Hoare Samuel R J, Pierre Nicolas, Moya Arturo Gonzalez, Larson Brad
Pharmechanics, LLC, 14 Sunnyside Drive South, Owego NY 13827, USA.
Cisbio US, 135 South Road, Bedford, MA 01730, USA.
J Theor Biol. 2018 Jun 7;446:168-204. doi: 10.1016/j.jtbi.2018.02.014. Epub 2018 Feb 25.
The application of kinetics to research and therapeutic development of G-protein-coupled receptors has become increasingly valuable. Pharmacological models provide the foundation of pharmacology, providing concepts and measurable parameters such as efficacy and potency that have underlain decades of successful drug discovery. Currently there are few pharmacological models that incorporate kinetic activity in such a way as to yield experimentally-accessible drug parameters. In this study, a kinetic model of pharmacological response was developed that provides a kinetic descriptor of efficacy (the transduction rate constant, k) and allows measurement of receptor-ligand binding kinetics from functional data. The model assumes: (1) receptor interacts with a precursor of the response ("Transduction potential") and converts it to the response. (2) The response can decay. Familiar response vs time plots emerge, depending on whether transduction potential is depleted and/or response decays. These are the straight line, the "association" exponential curve, and the rise-and-fall curve. Convenient, familiar methods are described for measuring the model parameters and files are provided for the curve-fitting program Prism (GraphPad Software) that can be used as a guide. The efficacy parameter k is straightforward to measure and accounts for receptor reserve; all that is required is measurement of response over time at a maximally-stimulating concentration of agonist. The modular nature of the model framework allows it to be extended. Here this is done to incorporate antagonist-receptor binding kinetics and slow agonist-receptor equilibration. In principle, the modular framework can incorporate other cellular processes, such as receptor desensitization. The kinetic response model described here can be applied to measure kinetic pharmacological parameters than can be used to advance the understanding of GPCR pharmacology and optimize new and improved therapeutics.

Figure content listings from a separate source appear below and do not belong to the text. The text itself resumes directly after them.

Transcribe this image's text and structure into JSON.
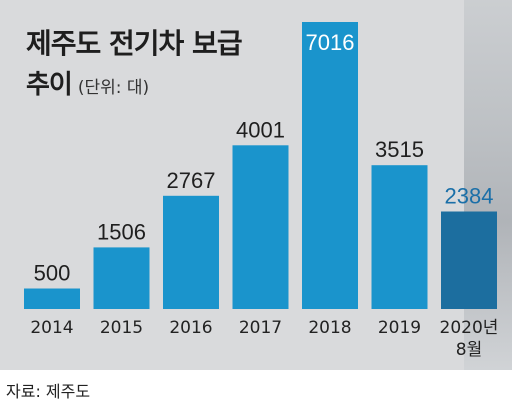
{
  "header": {
    "title_line1": "제주도 전기차 보급",
    "title_line2": "추이",
    "unit_note": "(단위: 대)"
  },
  "chart_data": {
    "type": "bar",
    "categories": [
      "2014",
      "2015",
      "2016",
      "2017",
      "2018",
      "2019",
      "2020년\n8월"
    ],
    "values": [
      500,
      1506,
      2767,
      4001,
      7016,
      3515,
      2384
    ],
    "data_labels": [
      "500",
      "1506",
      "2767",
      "4001",
      "7016",
      "3515",
      "2384"
    ],
    "title": "제주도 전기차 보급 추이",
    "unit": "(단위: 대)",
    "ylim": [
      0,
      7016
    ],
    "grid": false,
    "legend": "none",
    "colors": {
      "bar": "#1a94cc",
      "bar_highlight": "#1c6e9f",
      "label": "#1f1f1f",
      "label_highlight": "#1a6fa8",
      "label_inside": "#ffffff",
      "panel": "#d9dadc"
    }
  },
  "footer": {
    "source": "자료: 제주도"
  }
}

将动力学应用于G蛋白偶联受体的研究和治疗开发变得越来越有价值。药理学模型为药理学奠定了基础,提供了诸如效能和效价等概念以及可测量的参数,这些参数是数十年来成功药物发现的基础。目前,很少有药理学模型以能够产生实验可获取的药物参数的方式纳入动力学活性。在本研究中,开发了一种药理学反应动力学模型,该模型提供了效能的动力学描述符(转导速率常数,k),并允许从功能数据测量受体-配体结合动力学。该模型假设:(1)受体与反应的前体(“转导电位”)相互作用并将其转化为反应。(2)反应可以衰减。根据转导电位是否耗尽和/或反应是否衰减,会出现熟悉的反应与时间关系图。这些是直线、“关联”指数曲线和升降曲线。描述了测量模型参数的便捷、熟悉的方法,并提供了可用于曲线拟合程序Prism(GraphPad软件)的文件作为指导。效能参数k易于测量且考虑了受体储备;所需要的只是在最大刺激浓度的激动剂下随时间测量反应。模型框架的模块化性质使其能够扩展。在此,通过纳入拮抗剂-受体结合动力学和缓慢的激动剂-受体平衡来实现这一点。原则上,模块化框架可以纳入其他细胞过程,如受体脱敏。这里描述的动力学反应模型可用于测量动力学药理学参数,这些参数可用于增进对GPCR药理学的理解并优化新的和改进的治疗方法。